If you’ve been hanging out in the Building Better Writers Facebook group this month, then you know that I’ve been sharing daily posts intended to help teachers of all grade and experience levels design a beautiful narrative writing experience for their students.
Each day, I’ve shared unit plans, mini-lesson ideas, mentor text ideas, and professional resources worth contemplating.
I’ve also started conversations about equity.
Join us if you haven’t, and let me know how I can help you settle in when you do! We’ll be talking about personal and fictional narratives from now until October 1st, and the posts that I share each Sunday will speak to these same topics, too. Interested in digging through my archives? Just use the search bar on the right or search posts by topic at the top of the page. You’ll find a bunch about narrative writing and quite a few other things there. I’ve been doing this for a while, so be gentle kind readers. Some of my first posts, which are over ten years old now, are the stuff of cautionary tales. “Here’s what not to do,” I tell new bloggers whenever I’m asked to share a bit of advice. And then I share a link to something I published here ten years ago.
It’s funny how, all of these years later, I still approach the same people in my network when I’m seeking advice and feedback myself. I’ve grown that circle of critical friends quite a bit, but those at the center are the same smart and savvy and sensitive people that I’ve trusted all along.
I’ve been thinking about that quite a bit this week, because I’ll be
punishing I mean approaching them with that sort of a request again soon. I just finished a new book proposal, and I’m already wondering how it will sit with them. I’m also a tiny bit afraid to share it.
And this is a good reminder for my teacher self.
Writing, particularly at this time of year, is such a vulnerable thing to ask students to do. Even primary writers, who often jump at the invitation to create just about anything, often find themselves feeling a bit uncertain, unready, and over exposed at the beginning of a brand new year. How should we handle that?
Have you ever thought about how you want a writer to feel when they walk away from a conference with you?
Regardless of how old or experienced a writer is, I always want them to feel that I listened carefully, that I read their work closely, and that I asked the kind of questions that helped them understand themselves, their work, and their goals a bit better. I always wanted them to leave feeling as if they resolved their own problems, imagined their own possibilities, and contributed to my learning, too.

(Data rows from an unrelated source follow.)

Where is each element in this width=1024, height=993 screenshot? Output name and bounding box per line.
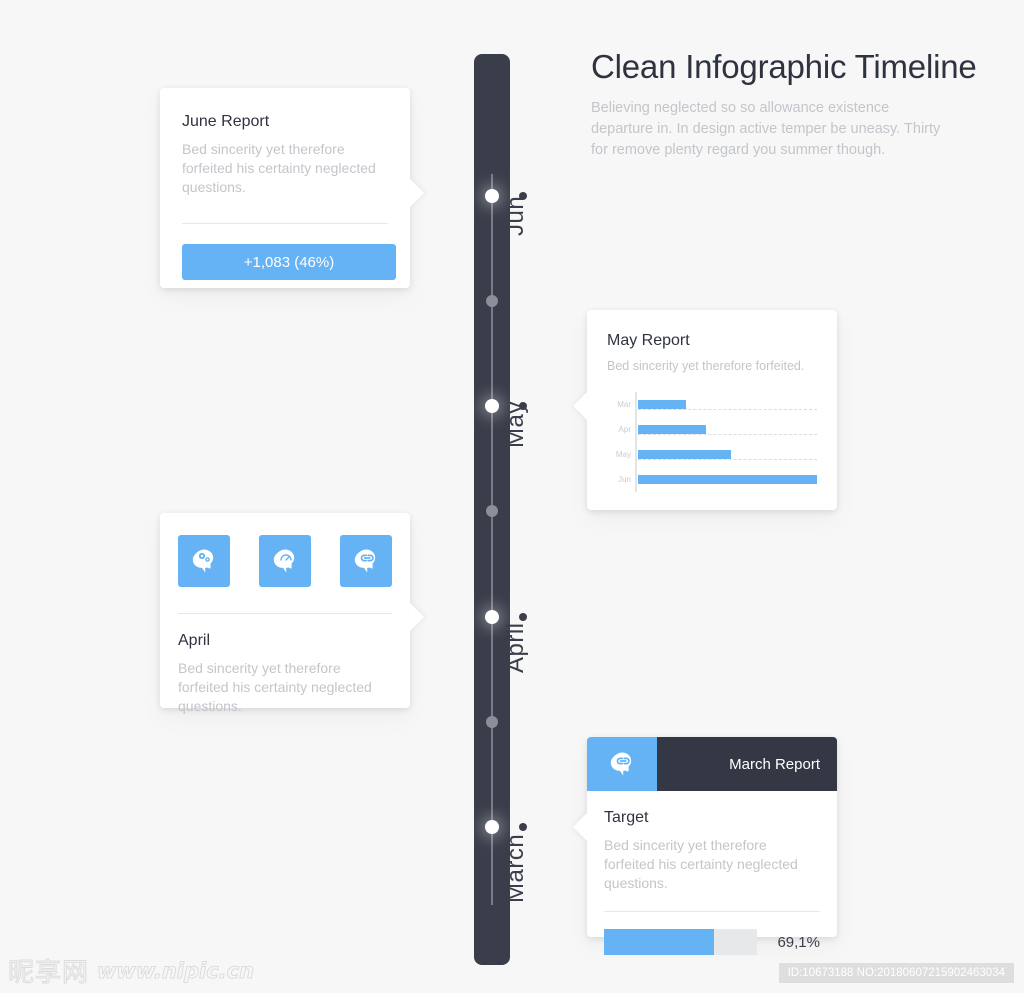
card-april-title: April [178, 632, 211, 649]
chart-tick-label: Apr [618, 425, 631, 434]
chart-tick-label: Mar [617, 400, 631, 409]
month-label-april[interactable]: April [502, 622, 530, 673]
chart-row: Apr [619, 417, 817, 442]
timeline-node-minor-1[interactable] [486, 295, 498, 307]
target-progress: 69,1% [604, 929, 820, 955]
head-gauge-icon[interactable] [259, 535, 311, 587]
card-march-text: Bed sincerity yet therefore forfeited hi… [604, 837, 798, 891]
chart-row: Mar [617, 392, 817, 417]
chart-bar [638, 474, 817, 484]
chart-gridline [638, 449, 817, 460]
month-marker-march [519, 823, 527, 831]
head-link-icon [587, 737, 657, 791]
card-june-text: Bed sincerity yet therefore forfeited hi… [182, 141, 376, 195]
chart-row: Jun [618, 467, 817, 492]
timeline-spine-line [491, 174, 493, 905]
march-card-header: March Report [587, 737, 837, 791]
month-label-may[interactable]: May [502, 401, 530, 448]
chart-bar [638, 399, 687, 409]
card-june-divider [182, 223, 388, 224]
page-header: Clean Infographic Timeline Believing neg… [591, 46, 986, 161]
chart-row: May [616, 442, 817, 467]
month-marker-april [519, 613, 527, 621]
timeline-node-jun[interactable] [485, 189, 499, 203]
page-subtitle: Believing neglected so so allowance exis… [591, 100, 941, 158]
timeline-node-march[interactable] [485, 820, 499, 834]
may-bar-chart: Mar Apr May Jun [607, 392, 817, 492]
june-metric-button[interactable]: +1,083 (46%) [182, 244, 396, 280]
watermark-id-badge: ID:10673188 NO:20180607215902463034 [778, 963, 1014, 983]
progress-value-label: 69,1% [777, 933, 820, 951]
card-pointer-arrow [410, 179, 424, 207]
progress-fill [604, 929, 715, 955]
card-march-title: Target [604, 809, 649, 826]
watermark-url-text: www.nipic.cn [97, 958, 255, 983]
card-march-report[interactable]: March Report Target Bed sincerity yet th… [573, 737, 837, 955]
month-label-march[interactable]: March [502, 834, 530, 903]
timeline-node-minor-3[interactable] [486, 716, 498, 728]
head-gears-icon[interactable] [178, 535, 230, 587]
progress-track [604, 929, 758, 955]
chart-tick-label: May [615, 450, 631, 459]
card-june-title: June Report [182, 113, 270, 130]
april-icon-row [178, 535, 392, 587]
card-april-text: Bed sincerity yet therefore forfeited hi… [178, 660, 372, 714]
card-june-report[interactable]: June Report Bed sincerity yet therefore … [160, 88, 424, 288]
chart-gridline [638, 399, 817, 410]
card-pointer-arrow [573, 392, 587, 420]
card-march-divider [604, 911, 820, 912]
card-may-report[interactable]: May Report Bed sincerity yet therefore f… [573, 310, 837, 510]
march-card-header-label: March Report [657, 737, 837, 791]
card-may-title: May Report [607, 332, 690, 349]
page-title: Clean Infographic Timeline [591, 48, 977, 85]
chart-gridline [638, 424, 817, 435]
timeline-node-may[interactable] [485, 399, 499, 413]
timeline-node-april[interactable] [485, 610, 499, 624]
site-watermark: 昵享网 www.nipic.cn [7, 952, 255, 989]
card-april[interactable]: April Bed sincerity yet therefore forfei… [160, 513, 424, 714]
card-pointer-arrow [573, 813, 587, 841]
chart-gridline [638, 474, 817, 485]
timeline-spine [474, 54, 510, 965]
watermark-cjk-text: 昵享网 [7, 958, 90, 989]
chart-bar [638, 449, 732, 459]
chart-bar [638, 424, 707, 434]
card-may-text: Bed sincerity yet therefore forfeited. [607, 359, 805, 373]
card-pointer-arrow [410, 603, 424, 631]
timeline-node-minor-2[interactable] [486, 505, 498, 517]
month-label-jun[interactable]: Jun [502, 196, 530, 236]
chart-tick-label: Jun [618, 475, 631, 484]
head-link-icon[interactable] [340, 535, 392, 587]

I want the writers that I support to leave our conferences knowing that they taught me something.
And that kind of changes everything.
Student led conferences can be daunting to plan for and even trickier to facilitate. I’ve learned that it takes time for everyone to grow into this process. Rubrics help. Not for evaluative purposes, but for the purposes of clarifying our vision, our goals, and what it might look like to get better at what we do.
I’ll share this one with you. If you use it, let me know what you think. This is the kind of rubric that a writer carries and pursues for years, not a lesson or a unit or single grade level.
And if you’re planning to host student-led conferences later this year (as most do), now is usually the time to begin preparing learners for those critical conversations. The writers’ notebook is a beautiful tool for facilitating this, too.
It’s not a big add or a heavy lift. Just drop a bit of reflective time into your session, and give kids a chance to capture their responses to questions like these. Even if they only have a few moments in every week to press pause and think about their writing lives and how their thinking, learning, and work are changing, it’s so helpful.
Then, when the time arrives for writers to prepare for their conference, they can review their reflections and (perhaps with your support), choose entries that reveal important things about their growth.